Bellerophon made his way unsteadily past the smiling priestess, out of the temple and into the street. The moon was riding high in the night sky as he made his way to Pirene.
It was true, all true! The gods existed. He, Bellerophon of Corinth, was a son of Poseidon! He would have thought the whole experience in the temple a fantastic hallucination were it not for the jangling and chinking of the golden bridle in the bag that swung by his side as he ran to the hillside.
Perhaps the priestess had drugged him? On the orders of Polyidus perhaps. Could it all have been a trick? It was possible … Yet Bellerophon knew in his heart that this had been real – no fake show, but a genuine theophany, a real manifestation of divinity.
And there he was, his white coat silver in the moonlight, cropping the grass. Pegasus!
The newfound confidence that possession of the bridle gave Bellerophon seemed immediately to transmit itself to the horse. Skirting around the fountain he closed softly in, giving a low whistle.

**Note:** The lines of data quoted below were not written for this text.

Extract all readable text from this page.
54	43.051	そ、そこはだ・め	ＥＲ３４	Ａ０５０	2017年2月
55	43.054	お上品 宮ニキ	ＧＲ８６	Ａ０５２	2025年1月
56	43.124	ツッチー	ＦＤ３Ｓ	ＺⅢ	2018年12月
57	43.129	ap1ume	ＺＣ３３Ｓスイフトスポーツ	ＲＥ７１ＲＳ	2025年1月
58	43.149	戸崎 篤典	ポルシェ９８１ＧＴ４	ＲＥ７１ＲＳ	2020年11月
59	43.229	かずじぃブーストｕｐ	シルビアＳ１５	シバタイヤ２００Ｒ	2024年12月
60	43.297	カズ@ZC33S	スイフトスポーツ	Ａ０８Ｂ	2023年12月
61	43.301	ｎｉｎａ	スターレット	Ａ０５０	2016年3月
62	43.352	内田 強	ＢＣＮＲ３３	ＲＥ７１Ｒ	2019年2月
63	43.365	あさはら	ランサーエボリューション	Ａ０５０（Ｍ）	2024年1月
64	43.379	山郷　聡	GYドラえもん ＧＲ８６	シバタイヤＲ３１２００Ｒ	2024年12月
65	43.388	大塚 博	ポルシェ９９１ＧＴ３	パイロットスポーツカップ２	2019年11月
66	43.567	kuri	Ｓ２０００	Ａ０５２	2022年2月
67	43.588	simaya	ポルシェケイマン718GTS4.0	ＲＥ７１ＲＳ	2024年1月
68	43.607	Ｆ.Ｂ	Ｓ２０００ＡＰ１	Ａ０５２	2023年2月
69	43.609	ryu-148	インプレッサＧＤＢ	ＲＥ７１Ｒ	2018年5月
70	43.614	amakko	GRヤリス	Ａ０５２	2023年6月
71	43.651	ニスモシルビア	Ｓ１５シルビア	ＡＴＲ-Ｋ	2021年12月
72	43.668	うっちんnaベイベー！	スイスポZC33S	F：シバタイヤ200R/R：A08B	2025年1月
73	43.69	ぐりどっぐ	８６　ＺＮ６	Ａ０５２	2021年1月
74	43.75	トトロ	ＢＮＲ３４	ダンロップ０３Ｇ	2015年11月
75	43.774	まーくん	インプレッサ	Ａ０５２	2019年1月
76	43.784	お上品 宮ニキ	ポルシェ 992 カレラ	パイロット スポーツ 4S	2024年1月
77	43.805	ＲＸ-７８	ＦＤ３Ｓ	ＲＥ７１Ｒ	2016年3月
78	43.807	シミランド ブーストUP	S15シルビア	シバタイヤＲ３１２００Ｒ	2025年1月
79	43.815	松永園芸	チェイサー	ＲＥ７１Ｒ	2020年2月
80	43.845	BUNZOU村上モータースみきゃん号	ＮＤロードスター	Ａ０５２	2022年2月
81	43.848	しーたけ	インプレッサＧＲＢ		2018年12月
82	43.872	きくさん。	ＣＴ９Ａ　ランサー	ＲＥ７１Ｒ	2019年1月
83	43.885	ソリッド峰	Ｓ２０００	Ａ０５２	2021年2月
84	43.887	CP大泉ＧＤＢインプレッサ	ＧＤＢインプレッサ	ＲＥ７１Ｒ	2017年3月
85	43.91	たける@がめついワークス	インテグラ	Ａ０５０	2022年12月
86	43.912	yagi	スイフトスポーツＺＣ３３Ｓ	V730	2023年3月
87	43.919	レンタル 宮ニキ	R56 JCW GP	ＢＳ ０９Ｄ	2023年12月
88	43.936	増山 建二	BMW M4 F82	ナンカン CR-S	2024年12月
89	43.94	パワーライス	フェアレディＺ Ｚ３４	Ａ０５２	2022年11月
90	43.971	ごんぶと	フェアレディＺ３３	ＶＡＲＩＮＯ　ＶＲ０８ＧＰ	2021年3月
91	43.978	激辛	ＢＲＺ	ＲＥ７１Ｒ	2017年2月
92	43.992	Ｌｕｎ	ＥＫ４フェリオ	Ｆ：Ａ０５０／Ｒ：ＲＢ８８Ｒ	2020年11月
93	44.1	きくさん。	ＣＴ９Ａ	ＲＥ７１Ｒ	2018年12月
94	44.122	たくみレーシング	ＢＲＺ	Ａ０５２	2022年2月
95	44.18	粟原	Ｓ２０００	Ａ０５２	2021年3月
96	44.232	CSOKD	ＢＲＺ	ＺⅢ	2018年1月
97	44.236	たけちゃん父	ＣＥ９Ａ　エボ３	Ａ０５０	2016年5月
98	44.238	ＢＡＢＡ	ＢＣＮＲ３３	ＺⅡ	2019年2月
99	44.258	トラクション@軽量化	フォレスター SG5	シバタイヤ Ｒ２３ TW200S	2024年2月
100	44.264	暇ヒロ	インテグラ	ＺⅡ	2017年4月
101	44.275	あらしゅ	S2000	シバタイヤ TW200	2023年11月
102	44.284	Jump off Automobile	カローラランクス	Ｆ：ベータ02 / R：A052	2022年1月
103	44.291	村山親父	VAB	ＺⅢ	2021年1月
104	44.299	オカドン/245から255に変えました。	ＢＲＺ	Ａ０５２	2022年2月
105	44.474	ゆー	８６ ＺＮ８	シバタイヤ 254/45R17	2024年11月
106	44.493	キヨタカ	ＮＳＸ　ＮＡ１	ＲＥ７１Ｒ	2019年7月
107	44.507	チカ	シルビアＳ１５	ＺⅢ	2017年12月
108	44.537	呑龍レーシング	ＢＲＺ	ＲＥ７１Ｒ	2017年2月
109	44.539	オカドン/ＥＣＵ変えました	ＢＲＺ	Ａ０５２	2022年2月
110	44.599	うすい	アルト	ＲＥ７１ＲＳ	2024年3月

Pegasus raised his head, his sides gave a shivering twitch, he scraped the ground with a hoof, but he did not dart away.
‘I’m here, brother. Just me. Just me …’ breathed Bellerophon, edging closer and closer until he was able to lay a hand on Pegasus’ back. The horse stood patiently as he stroked and then gently pushed the muzzle and the rest of his head into the bridle. It fitted easily and without protest. Bellerophon stayed there a long while without moving, just caressing, patting, clicking his tongue and letting the creature get used to the feel of the bridle.